1.1 Chapter overview
This thesis is structured as follows:
- Chapter 2 provides an overview of the HIV/AIDS epidemic and describes the challenges faced by surveillance efforts.
- Chapter 3 introduces the statistical concepts and notation used throughout the thesis, focusing on Bayesian modelling and computation, spatio-temporal statistics, and survey methods.
- Chapter 4: The prevailing model for spatial structure used in small-area estimation (Besag, York, and Mollié 1991) was intended to analyse a grid of pixels. In disease mapping, areas correspond to the administrative divisions of a country, which are typically not a grid. I used simulation and survey data studies to evaluate the practical consequences of this concern.
- Chapter 5: Adolescent girls and young women are a demographic group at disproportionate risk of HIV infection. The Global AIDS Strategy recommends prioritising interventions on the basis of behaviour to prevent the most new infections using the limited available resources. I estimated the size of behavioural risk groups across priority countries to enable implementation of this strategy. Additionally, I assessed the potential benefits of the strategy in terms of numbers of new infections prevented. This work (Howes et al. 2023) was included in the UNAIDS (Joint United Nations Programme on HIV/AIDS) Global AIDS Update 2022 and 2023.
- Chapter 6: The Naomi small-area estimation model (Eaton et al. 2021) is used by countries to estimate district-level HIV indicators.
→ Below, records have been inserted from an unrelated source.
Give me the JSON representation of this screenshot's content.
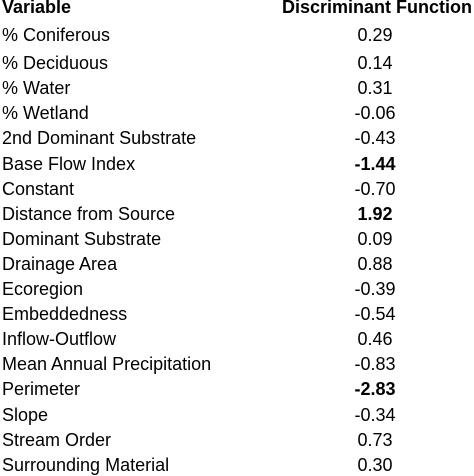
{
  "table": {
    "columns": [
      "Variable",
      "Discriminant Function"
    ],
    "rows": [
      {
        "variable": "% Coniferous",
        "value": "0.29",
        "bold": false
      },
      {
        "variable": "% Deciduous",
        "value": "0.14",
        "bold": false
      },
      {
        "variable": "% Water",
        "value": "0.31",
        "bold": false
      },
      {
        "variable": "% Wetland",
        "value": "-0.06",
        "bold": false
      },
      {
        "variable": "2nd Dominant Substrate",
        "value": "-0.43",
        "bold": false
      },
      {
        "variable": "Base Flow Index",
        "value": "-1.44",
        "bold": true
      },
      {
        "variable": "Constant",
        "value": "-0.70",
        "bold": false
      },
      {
        "variable": "Distance from Source",
        "value": "1.92",
        "bold": true
      },
      {
        "variable": "Dominant Substrate",
        "value": "0.09",
        "bold": false
      },
      {
        "variable": "Drainage Area",
        "value": "0.88",
        "bold": false
      },
      {
        "variable": "Ecoregion",
        "value": "-0.39",
        "bold": false
      },
      {
        "variable": "Embeddedness",
        "value": "-0.54",
        "bold": false
      },
      {
        "variable": "Inflow-Outflow",
        "value": "0.46",
        "bold": false
      },
      {
        "variable": "Mean Annual Precipitation",
        "value": "-0.83",
        "bold": false
      },
      {
        "variable": "Perimeter",
        "value": "-2.83",
        "bold": true
      },
      {
        "variable": "Slope",
        "value": "-0.34",
        "bold": false
      },
      {
        "variable": "Stream Order",
        "value": "0.73",
        "bold": false
      },
      {
        "variable": "Surrounding Material",
        "value": "0.30",
        "bold": false
      }
    ]
  }
}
First, to allow for compatibility with Naomi, I implemented the integrated nested Laplace approximations using automatic differentiation, opening the door to a new class of fast, flexible, and accurate Bayesian inference algorithms. The implementation was using models for a clinical trial of an epilepsy drug, and for the prevalence of the parasitic worm Loa loa. Second, I developed an approximate Bayesian inference method combining adaptive Gauss-Hermite quadrature with principal components analysis. I applied these methods to data from Malawi, and analysed the consequences of the inference method choice for policy relevant outcomes.
- Chapter 7: Finally, I discuss contributions of the research, avenues for future work, and some broader reflections.
Though chronological order is recommended, Chapters 4, 5 and 6 may be read in any order, or as stand-alone studies, if preferred.